When I looked at the data it didn't seem that methane emissions had changed that much over the last few decades since 1990.
 

Note: The source data methane (CH₄) emissions are measured in tonnes of carbon dioxide equivalents (CO₂e) based on a 100-year global warming potential value but displayed as (GtCO₂e) to match graphs on other pages in this blog.

I next looked at how methane emissions have changed in the above graph since 1990 to find out where the threats to climate from methane sources are.


Clearly fugitive emissions are increasing most. Note that fugitive emissions are the methane that escapes during the process of drilling, extracting and transporting natural gas. Combined with 'Other Fuel Combustion' this increase is more than twice as large as that from Agriculture.

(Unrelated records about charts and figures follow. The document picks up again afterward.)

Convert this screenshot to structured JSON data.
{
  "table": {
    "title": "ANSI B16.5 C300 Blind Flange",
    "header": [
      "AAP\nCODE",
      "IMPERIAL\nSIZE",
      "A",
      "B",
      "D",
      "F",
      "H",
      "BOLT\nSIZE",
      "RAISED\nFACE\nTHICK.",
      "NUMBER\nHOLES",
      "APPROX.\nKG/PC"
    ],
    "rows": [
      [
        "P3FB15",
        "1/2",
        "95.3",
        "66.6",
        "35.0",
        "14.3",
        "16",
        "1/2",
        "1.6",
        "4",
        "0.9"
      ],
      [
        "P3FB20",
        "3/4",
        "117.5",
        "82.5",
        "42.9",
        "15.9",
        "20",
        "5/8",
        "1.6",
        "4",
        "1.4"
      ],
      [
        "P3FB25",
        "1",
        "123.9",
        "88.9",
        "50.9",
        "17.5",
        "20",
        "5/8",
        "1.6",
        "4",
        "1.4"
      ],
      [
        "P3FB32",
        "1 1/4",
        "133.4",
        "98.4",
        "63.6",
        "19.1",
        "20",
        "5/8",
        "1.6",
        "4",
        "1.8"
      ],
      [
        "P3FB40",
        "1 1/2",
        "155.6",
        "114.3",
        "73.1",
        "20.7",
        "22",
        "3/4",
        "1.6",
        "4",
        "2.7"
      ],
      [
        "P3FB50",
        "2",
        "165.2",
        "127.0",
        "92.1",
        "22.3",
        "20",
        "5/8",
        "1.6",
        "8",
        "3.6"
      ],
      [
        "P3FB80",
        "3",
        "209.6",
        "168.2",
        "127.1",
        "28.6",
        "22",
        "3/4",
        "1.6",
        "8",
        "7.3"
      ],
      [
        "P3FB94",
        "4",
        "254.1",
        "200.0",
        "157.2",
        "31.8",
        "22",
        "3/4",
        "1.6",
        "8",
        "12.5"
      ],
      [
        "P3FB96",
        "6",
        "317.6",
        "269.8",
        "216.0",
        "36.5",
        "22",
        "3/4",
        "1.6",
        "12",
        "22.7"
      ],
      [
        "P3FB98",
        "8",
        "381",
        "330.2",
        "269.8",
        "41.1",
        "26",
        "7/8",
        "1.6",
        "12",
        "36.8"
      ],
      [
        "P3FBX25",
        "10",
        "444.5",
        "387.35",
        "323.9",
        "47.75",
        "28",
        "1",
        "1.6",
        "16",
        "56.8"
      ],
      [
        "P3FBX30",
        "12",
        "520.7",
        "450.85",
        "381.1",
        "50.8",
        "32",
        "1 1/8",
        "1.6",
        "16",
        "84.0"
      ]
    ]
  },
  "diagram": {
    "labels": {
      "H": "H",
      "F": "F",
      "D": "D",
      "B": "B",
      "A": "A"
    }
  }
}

So how does methane compare with carbon dioxide in importance - the data doesn't make sense. I was expecting methane to be less than carbon dioxide, but this shows methane emissions as only about 1% of CO₂. I thought that CO₂ equivalence (CO₂e) made them comparable, and the IPCC radiative forcing diagram at the top of this page would put their effects in the same order of magnitude.


Crosschecking from other sources (this is from globalmethane.org) even when methane emissions are sliced in a different way, fossil fuels are still by way the most significant, both in size and rate of increase.

Returning to the data on measured concentrations of methane and carbon dioxide over time shows how carbon dioxide is by far the most significate gas, both because of it's abundance and rapid increase.

Another important comparison is between methane changes actually measured in the atmosphere and estimated methane emissions. 

Clearly most of the emitted methane is being either sequestered or converted to carbon dioxide.

Radiative Forcing

This is the difference between 1750 and now. So the measure of what humans and the industrial revolution have made happen.

Every year the NOAA issue the graph above. The data can also be shown as below.


I think this shows more clearly that methane is less of a problem than CO₂.